The A215 Walworth Road runs from the Elephant and Castle in the north to Albany Road in the south - some 1.2km. It is a key radial route, carrying around 20,000 vehicles per day. It is also an important and busy neighbourhood retail centre around the East Street Market. Around 500m of the street in the heart of this centre was redesigned.
Generally the street is fronted by retail and commercial properties though the immediate hinterland to both sides is residential. Walworth Road is mainly used by local residents from the nearby social housing. The lower levels of car ownership in the area mean it’s all the more important to enhance the walkability of the local high street. It’s historic alignment and buildings create a well-defined street scale, but its relative narrowness was a problem for the modern-day demands of vehicles and pedestrians.

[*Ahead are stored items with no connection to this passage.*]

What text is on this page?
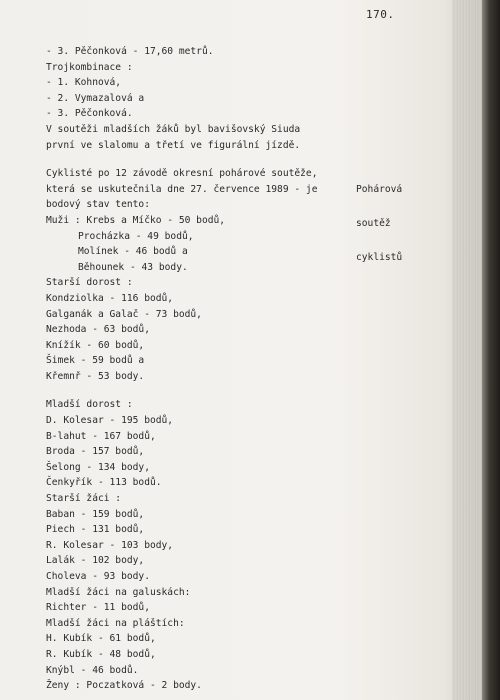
170.
- 3. Pěčonková - 17,60 metrů.
Trojkombinace :
- 1. Kohnová,
- 2. Vymazalová a
- 3. Pěčonková.
V soutěži mladších žáků byl bavišovský Siuda
první ve slalomu a třetí ve figurální jízdě.
Cyklisté po 12 závodě okresní pohárové soutěže,
která se uskutečnila dne 27. července 1989 - je
bodový stav tento:
Muži : Krebs a Míčko - 50 bodů,
Procházka - 49 bodů,
Molínek - 46 bodů a
Běhounek - 43 body.
Starší dorost :
Kondziolka - 116 bodů,
Galganák a Galač - 73 bodů,
Nezhoda - 63 bodů,
Knížík - 60 bodů,
Šimek - 59 bodů a
Křemnř - 53 body.
Mladší dorost :
D. Kolesar - 195 bodů,
B-lahut - 167 bodů,
Broda - 157 bodů,
Šelong - 134 body,
Čenkyřík - 113 bodů.
Starší žáci :
Baban - 159 bodů,
Piech - 131 bodů,
R. Kolesar - 103 body,
Lalák - 102 body,
Choleva - 93 body.
Mladší žáci na galuskách:
Richter - 11 bodů,
Mladší žáci na pláštích:
H. Kubík - 61 bodů,
R. Kubík - 48 bodů,
Knýbl - 46 bodů.
Ženy : Poczatková - 2 body.

Pohárová

soutěž

cyklistů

Before the improvement scheme Walworth Road was dominated by through vehicles. This came at the expense of pedestrian movement and undermined the sense of place:
- the carriageway contained a dedicated bus lane and a general traffic lane in each direction
- vehicles and pedestrians were segregated by long sections of guard rails
- there were infrequent crossing facilities
- it was badly cluttered in places by typical permanent traffic management equipment and street furniture, and by temporary ‘A-boards’ placed there by local businesses.
One of the most critical issues was the reallocation of space – carriageway to footway – to enable the street to function far better as a local high street and neighbourhood centre. This was a very challenging task given the fixed frontage to frontage widths and narrowness on the road in certain sections.

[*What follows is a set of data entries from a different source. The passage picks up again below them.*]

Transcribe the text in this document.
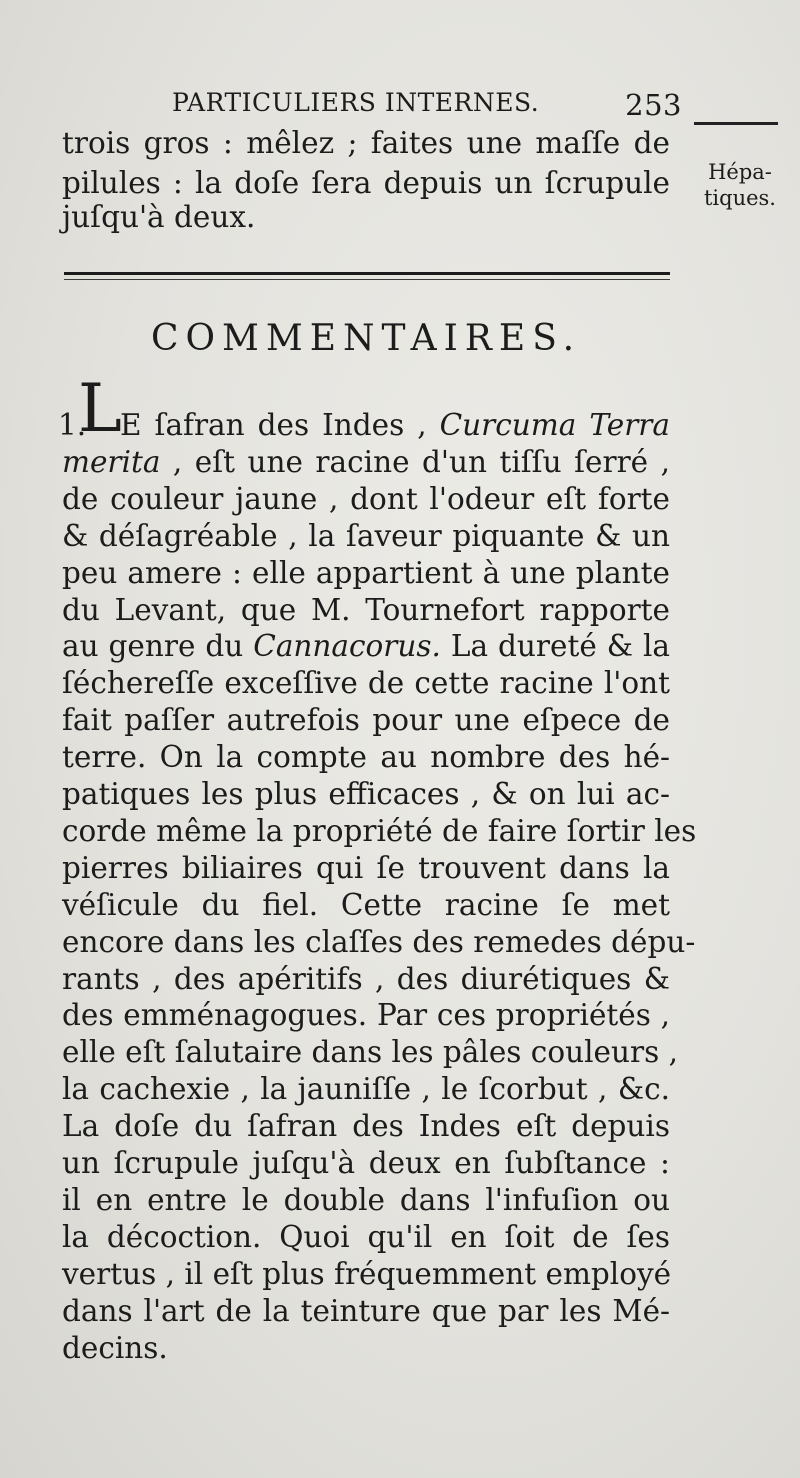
PARTICULIERS INTERNES.	253
Hépa-
tiques.
trois gros : mêlez ; faites une maſſe de
pilules : la doſe ſera depuis un ſcrupule
juſqu'à deux.
COMMENTAIRES.
1.
L
E ſafran des Indes , Curcuma Terra
merita , eſt une racine d'un tiſſu ſerré ,
de couleur jaune , dont l'odeur eſt forte
& déſagréable , la ſaveur piquante & un
peu amere : elle appartient à une plante
du Levant, que M. Tournefort rapporte
au genre du Cannacorus. La dureté & la
ſéchereſſe exceſſive de cette racine l'ont
fait paſſer autrefois pour une eſpece de
terre. On la compte au nombre des hé-
patiques les plus efficaces , & on lui ac-
corde même la propriété de faire ſortir les
pierres biliaires qui ſe trouvent dans la
véſicule du fiel. Cette racine ſe met
encore dans les claſſes des remedes dépu-
rants , des apéritifs , des diurétiques &
des emménagogues. Par ces propriétés ,
elle eſt ſalutaire dans les pâles couleurs ,
la cachexie , la jauniſſe , le ſcorbut , &c.
La doſe du ſafran des Indes eſt depuis
un ſcrupule juſqu'à deux en ſubſtance :
il en entre le double dans l'infuſion ou
la décoction. Quoi qu'il en ſoit de ſes
vertus , il eſt plus fréquemment employé
dans l'art de la teinture que par les Mé-
decins.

A comprehensive transport assessment was done to find out the feasibility of removing bus lanes and redistributing some of this space to the footways. Ten different bus routes – with some 150 buses per hour at peak times – use the road.
Bus ‘gates’ were installed at both entrances to the scheme area. These allow buses to have priority over general traffic. Nearly two years after the scheme opened, anecdotal evidence suggests that it has had little impact (either way) on bus journey times. Bus drivers often do not use the gates even at peak times.
Other critical elements of the scheme included:
- improved and new formal and informal crossing points along the street, including a wide median strip in the southern section of the scheme
- extensive tree planting
- improved management of parking and loading
- improved pedestrian and vehicular lighting, through multi-function poles
- major de-cluttering - approximately 600 unnecessary signs and poles, and around 425m of pedestrian guard rails were removed.